The dark part, the Steam Deck storage
The base version of the console comes with 64 GB eMMC , a figure that seems ridiculous and where it will be impossible to install anything at all, so it is essential to purchase an M.2 2230 module to install it inside the console . Maneuver that could void the warranty since Valve does not recommend fiddling with the console for it. And this is where our first slap on the wrist to Valve comes from. Since at the time of writing this article, we can find M.2 2230 modules for a much lower price than the difference between the different models. So for us it would have been much better to give easy access through a cover to the M.2 interface.

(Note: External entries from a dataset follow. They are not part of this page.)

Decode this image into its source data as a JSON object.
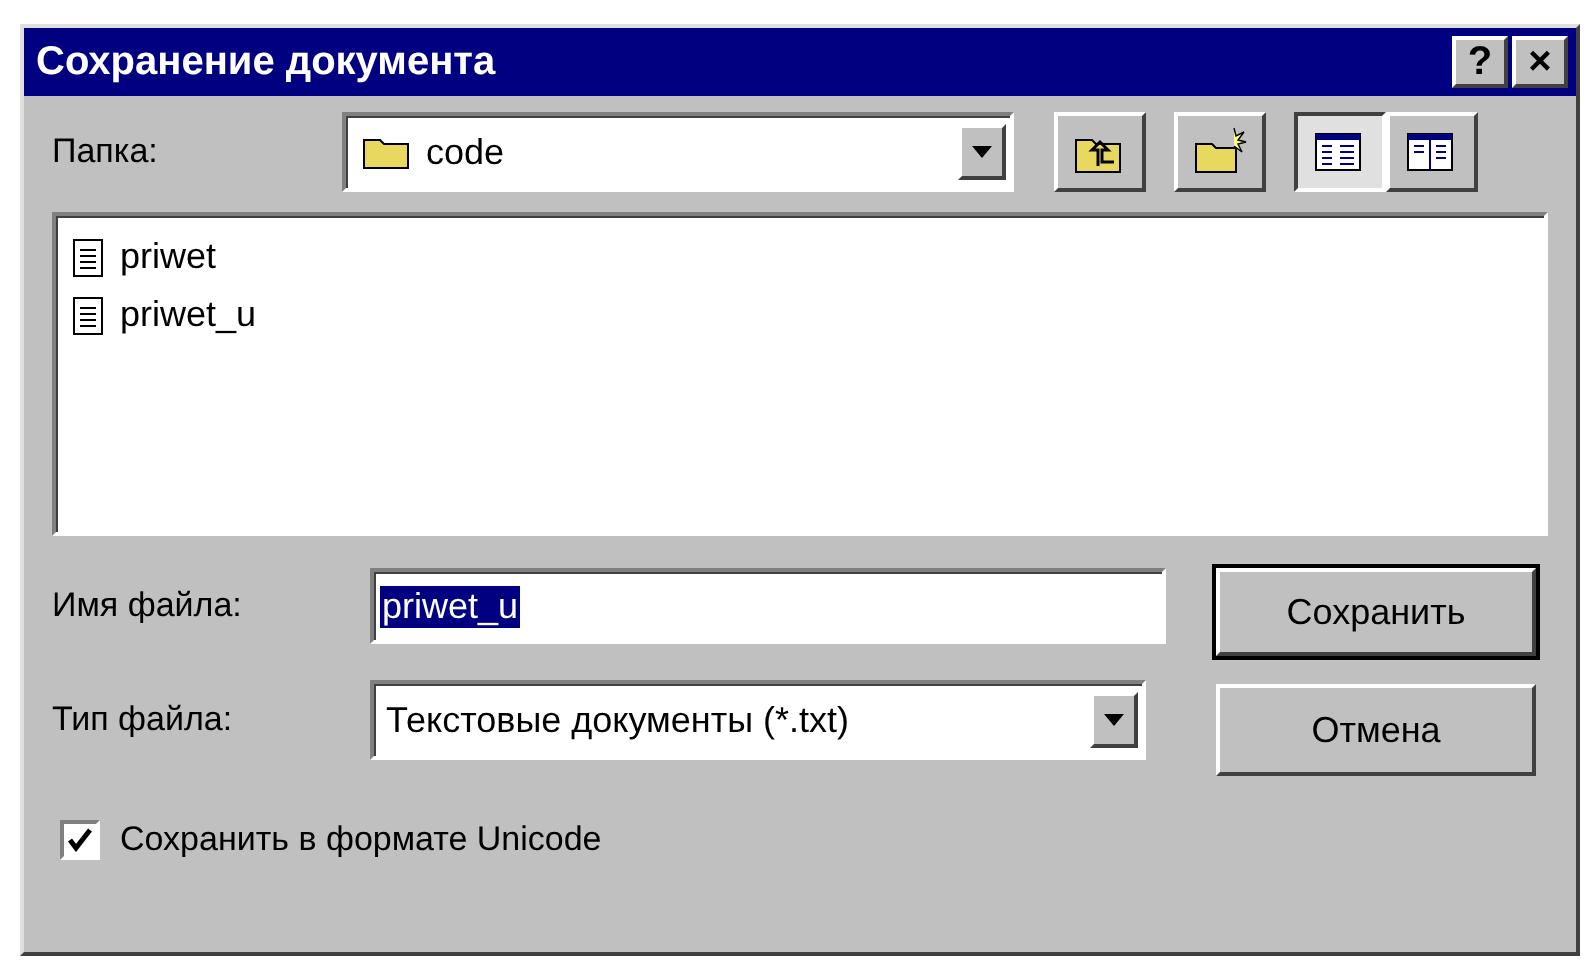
{
  "window": {
    "title": "Сохранение документа",
    "title_buttons": [
      "?",
      "×"
    ]
  },
  "folder": {
    "label": "Папка:",
    "value": "code"
  },
  "toolbar": [
    {
      "kind": "up"
    },
    {
      "kind": "new-folder"
    },
    {
      "kind": "list-view",
      "selected": true
    },
    {
      "kind": "details-view",
      "selected": false
    }
  ],
  "files": [
    {
      "name": "priwet"
    },
    {
      "name": "priwet_u"
    }
  ],
  "file_name": {
    "label": "Имя файла:",
    "value": "priwet_u",
    "selected_text": true
  },
  "file_type": {
    "label": "Тип файла:",
    "value": "Текстовые документы (*.txt)"
  },
  "unicode": {
    "label": "Сохранить в формате Unicode",
    "checked": true
  },
  "buttons": [
    {
      "label": "Сохранить",
      "default": true
    },
    {
      "label": "Отмена",
      "default": false
    }
  ]
}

But what if we run out of space and don’t have the M.2 SSD installed? Don’t worry, Valve has placed a microSD card slot. At first glance this seems very good, but the performance of a microSD when transmitting data is very, very low and you are going to see how the loads of the games become eternal. That is why we recommend that you go head first to an M.2 2230 PCIe and install it or, failing that, go for the two most advanced modules.

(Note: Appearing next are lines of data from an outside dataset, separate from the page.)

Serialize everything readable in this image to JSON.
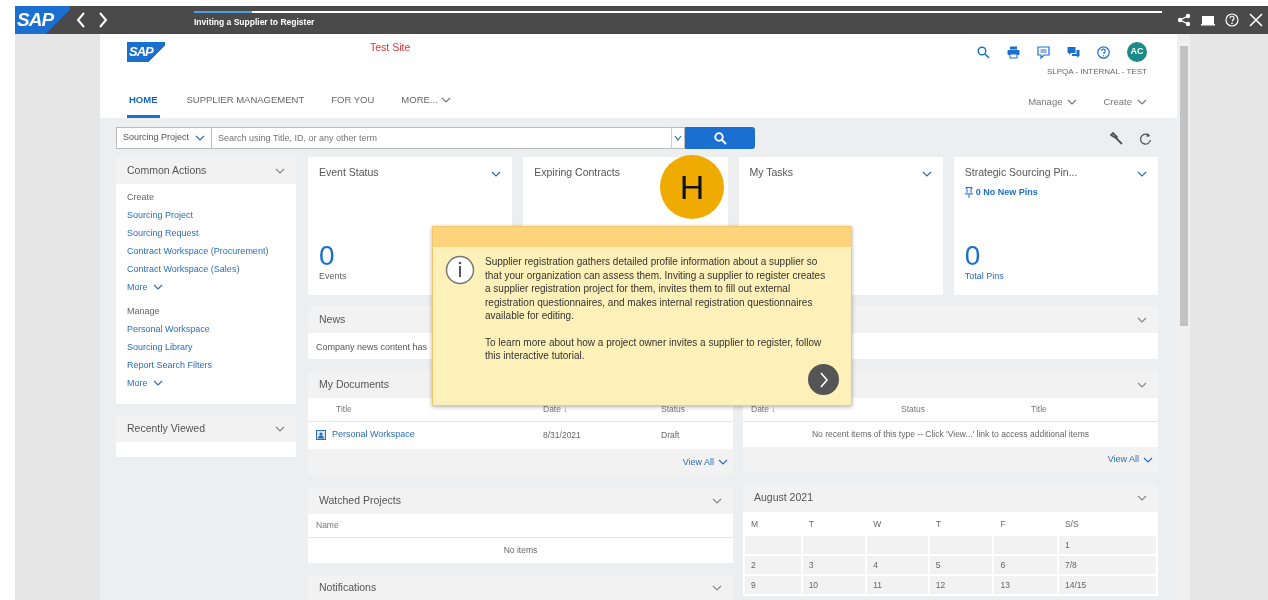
{
  "walkthrough_bar": {
    "logo": "SAP",
    "title": "Inviting a Supplier to Register",
    "level": 0.06
  },
  "header": {
    "logo": "SAP",
    "site_label": "Test Site",
    "account": "SLPQA - INTERNAL - TEST",
    "avatar": "AC"
  },
  "tabs": [
    {
      "label": "HOME",
      "selected": true,
      "kind": "link"
    },
    {
      "label": "SUPPLIER MANAGEMENT",
      "selected": false,
      "kind": "link"
    },
    {
      "label": "FOR YOU",
      "selected": false,
      "kind": "link"
    },
    {
      "label": "MORE...",
      "selected": false,
      "kind": "menu"
    }
  ],
  "header_menus": [
    "Manage",
    "Create"
  ],
  "search": {
    "scope": "Sourcing Project",
    "placeholder": "Search using Title, ID, or any other term"
  },
  "common_actions": {
    "title": "Common Actions",
    "sections": [
      {
        "heading": "Create",
        "links": [
          "Sourcing Project",
          "Sourcing Request",
          "Contract Workspace (Procurement)",
          "Contract Workspace (Sales)"
        ],
        "more": "More"
      },
      {
        "heading": "Manage",
        "links": [
          "Personal Workspace",
          "Sourcing Library",
          "Report Search Filters"
        ],
        "more": "More"
      }
    ]
  },
  "recently_viewed": {
    "title": "Recently Viewed"
  },
  "tiles": [
    {
      "title": "Event Status",
      "menu": true,
      "count": "0",
      "caption": "Events",
      "caption_link": false
    },
    {
      "title": "Expiring Contracts",
      "menu": false
    },
    {
      "title": "My Tasks",
      "menu": true
    },
    {
      "title": "Strategic Sourcing Pin...",
      "menu": true,
      "pins": "0 No New Pins",
      "count": "0",
      "caption": "Total Pins",
      "caption_link": true
    }
  ],
  "middle_column": [
    {
      "kind": "text",
      "title": "News",
      "text": "Company news content has"
    },
    {
      "kind": "table",
      "title": "My Documents",
      "columns": [
        "Title",
        "Date ↓",
        "Status"
      ],
      "rows": [
        [
          "Personal Workspace",
          "8/31/2021",
          "Draft"
        ]
      ],
      "footer": "View All"
    },
    {
      "kind": "table",
      "title": "Watched Projects",
      "columns": [
        "Name"
      ],
      "empty_text": "No items"
    },
    {
      "kind": "title",
      "title": "Notifications"
    }
  ],
  "right_column": [
    {
      "kind": "blank"
    },
    {
      "kind": "table",
      "columns": [
        "Date ↓",
        "Status",
        "Title"
      ],
      "empty_text": "No recent items of this type -- Click 'View...' link to access additional items",
      "footer": "View All"
    },
    {
      "kind": "calendar",
      "title": "August 2021",
      "days": [
        "M",
        "T",
        "W",
        "T",
        "F",
        "S/S"
      ],
      "weeks": [
        [
          "1"
        ],
        [
          "2",
          "3",
          "4",
          "5",
          "6",
          "7/8"
        ],
        [
          "9",
          "10",
          "11",
          "12",
          "13",
          "14/15"
        ]
      ]
    }
  ],
  "step_marker": "H",
  "tooltip": {
    "paragraphs": [
      "Supplier registration gathers detailed profile information about a supplier so that your organization can assess them. Inviting a supplier to register creates a supplier registration project for them, invites them to fill out external registration questionnaires, and makes internal registration questionnaires available for editing.",
      "To learn more about how a project owner invites a supplier to register, follow this interactive tutorial."
    ]
  }
}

It is not only because of the storage, it is that we are talking about multiplying the bandwidth several tens of times and this means that the device becomes directly another in terms of performance. However, without forgetting that the Steam Deck is designed to be a laptop we are surprised by the choice of this type of storage. An NVMe SSD is the best memory access speed you can put in a system, that’s true.

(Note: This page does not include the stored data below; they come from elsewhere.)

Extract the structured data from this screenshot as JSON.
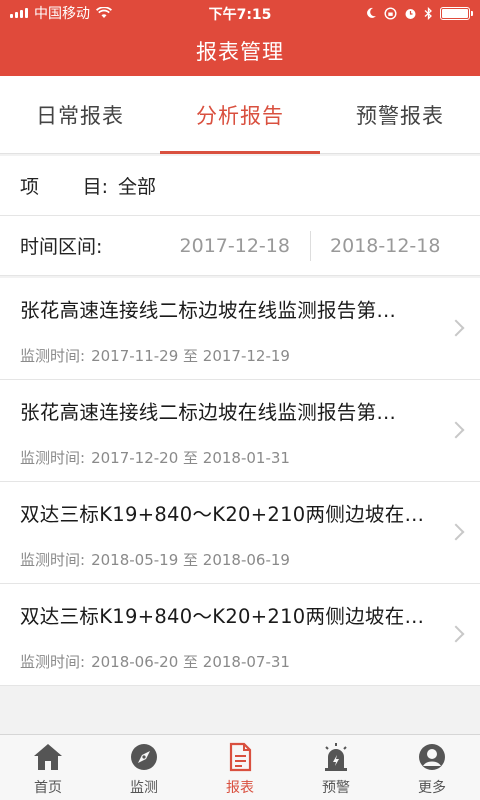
{
  "status_bar": {
    "carrier": "中国移动",
    "time": "下午7:15"
  },
  "header": {
    "title": "报表管理"
  },
  "tabs": [
    {
      "label": "日常报表",
      "active": false
    },
    {
      "label": "分析报告",
      "active": true
    },
    {
      "label": "预警报表",
      "active": false
    }
  ],
  "filters": {
    "project_label_a": "项",
    "project_label_b": "目:",
    "project_value": "全部",
    "time_label": "时间区间:",
    "start_date": "2017-12-18",
    "end_date": "2018-12-18"
  },
  "reports": [
    {
      "title": "张花高速连接线二标边坡在线监测报告第…",
      "time_label": "监测时间:",
      "range": "2017-11-29 至 2017-12-19"
    },
    {
      "title": "张花高速连接线二标边坡在线监测报告第…",
      "time_label": "监测时间:",
      "range": "2017-12-20 至 2018-01-31"
    },
    {
      "title": "双达三标K19+840～K20+210两侧边坡在…",
      "time_label": "监测时间:",
      "range": "2018-05-19 至 2018-06-19"
    },
    {
      "title": "双达三标K19+840～K20+210两侧边坡在…",
      "time_label": "监测时间:",
      "range": "2018-06-20 至 2018-07-31"
    }
  ],
  "bottom_nav": [
    {
      "label": "首页",
      "icon": "home-icon",
      "active": false
    },
    {
      "label": "监测",
      "icon": "compass-icon",
      "active": false
    },
    {
      "label": "报表",
      "icon": "report-icon",
      "active": true
    },
    {
      "label": "预警",
      "icon": "alarm-icon",
      "active": false
    },
    {
      "label": "更多",
      "icon": "user-icon",
      "active": false
    }
  ],
  "colors": {
    "brand": "#e04a3b",
    "accent": "#d9503f"
  }
}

Is it the best in a portable system? Not really, since eUFS 3.x memory would have made more sense, since it makes no sense to use an NVMe PCIe if the games that the machine from within the PC catalog will be able to run without performance problems of any kind they are those who do not take advantage of the advantages well. From here to the release of games that take advantage of the NVMe SSDs on PC, then the Steam Deck will potentially have been out of date to run them at a decent speed.
And now to finish the screen
For many, the inclusion of a screen at 800p and with a 16:10 aspect ratio will seem like a step backwards, but it is not if we take into account the associated costs in terms of bandwidth and computing needs that have higher resolutions. .
A negative point is that the screen is not OLED, since this type of screens consume less and the problem of burning the pixels should not be a problem in a video game system. Taking into account that Nintendo has adopted it in the new Switch model and those in Kyoto take years to adopt a technology and when they do it is at a bargain price. The inclusion of an OLED screen by Valve for its Steam Deck would have been a better option and no, we are not saying that the screen is bad, but we are talking under the concept of energy consumption that is important for a portable system.
In any case, it has enough resolution to give good image quality and performance, since Valve ensures that all the games in its catalog work with a minimum frame rate of 30, which is not ideal for all games.